The White House is warning the Syrian government about using chemical weapons against its their own people, saying such a move would "cross a red line."
Recent signs of increased activity at some of Syria's chemical weapons sites indicate the government may be moving some of its nonconventional weapons.
Syrian Foreign Minister Walid Muallem insisted the government would not use such weapons against its own people under any circumstances.
Secretary of State Hillary Clinton said the U.S. would "take action" should that occur.
"I'm not going to telegraph in any specifics what we would do in the event of credible evidence that the Assad regime has resorted to using chemical weapons against their own people," Clinton said, on the sidelines of meetings with Czech officials in Prague.
"But suffice it to say, we are certainly planning to take action if that eventuality were to occur," she said.
White House spokesman Jay Carney warned Syrian President Bashar Assad "the world is watching" and he will be held accountable for his actions.

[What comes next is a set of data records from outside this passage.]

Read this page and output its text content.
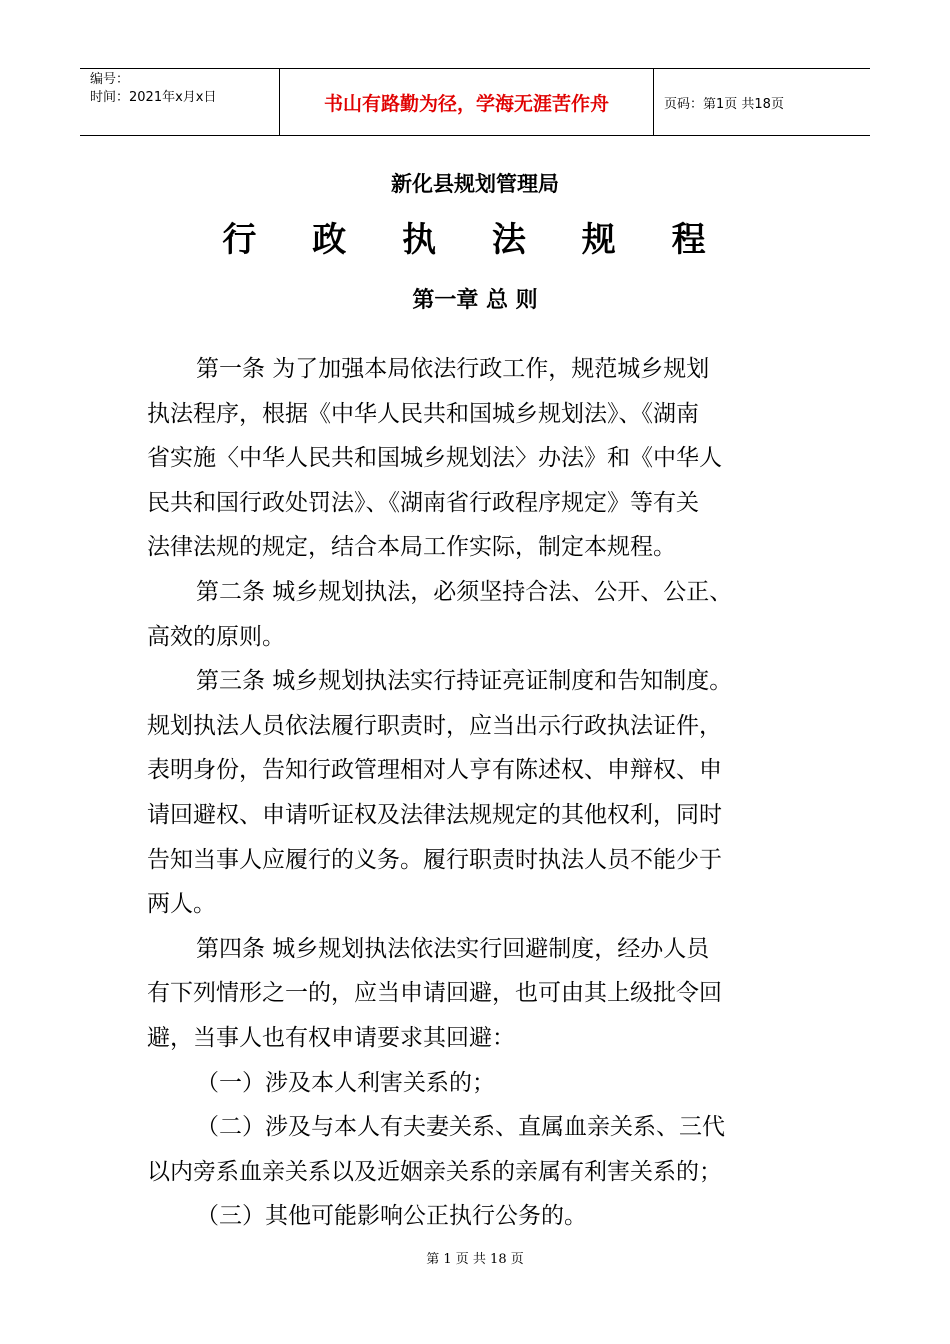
编号：
时间：2021年x月x日	书山有路勤为径，学海无涯苦作舟	页码：第1页 共18页
新化县规划管理局
行 政 执 法 规 程
第一章 总 则
第一条 为了加强本局依法行政工作，规范城乡规划
执法程序，根据《中华人民共和国城乡规划法》、《湖南
省实施〈中华人民共和国城乡规划法〉办法》和《中华人
民共和国行政处罚法》、《湖南省行政程序规定》等有关
法律法规的规定，结合本局工作实际，制定本规程。
第二条 城乡规划执法，必须坚持合法、公开、公正、
高效的原则。
第三条 城乡规划执法实行持证亮证制度和告知制度。
规划执法人员依法履行职责时，应当出示行政执法证件，
表明身份，告知行政管理相对人亨有陈述权、申辩权、申
请回避权、申请听证权及法律法规规定的其他权利，同时
告知当事人应履行的义务。履行职责时执法人员不能少于
两人。
第四条 城乡规划执法依法实行回避制度，经办人员
有下列情形之一的，应当申请回避，也可由其上级批令回
避，当事人也有权申请要求其回避：
（一）涉及本人利害关系的；
（二）涉及与本人有夫妻关系、直属血亲关系、三代
以内旁系血亲关系以及近姻亲关系的亲属有利害关系的；
（三）其他可能影响公正执行公务的。
第 1 页 共 18 页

"As the opposition makes strategic advances and grows in strength, the Assad regime has been unable to halt the opposition's progress through conventional means," Carney told reporters Monday. "And we are concerned that an increasingly beleaguered regime, having found its escalation of violence through conventional means inadequate, might be considering the use of chemical weapons against the Syrian people."
"They will be held accountable by the United States and the international community if they use chemical weapons or fail to meet their obligation to secure them," Carney said.
Meanwhile, the United Nations is evacuating most of its international staff from Syria.
"The security situation has become extremely difficult, including Damascus," UN regional humanitarian coordinator for Syria Radhouane Nouicer said.
Up to a quarter of the 100 international staff workers would leave Syria by the end of the week he said.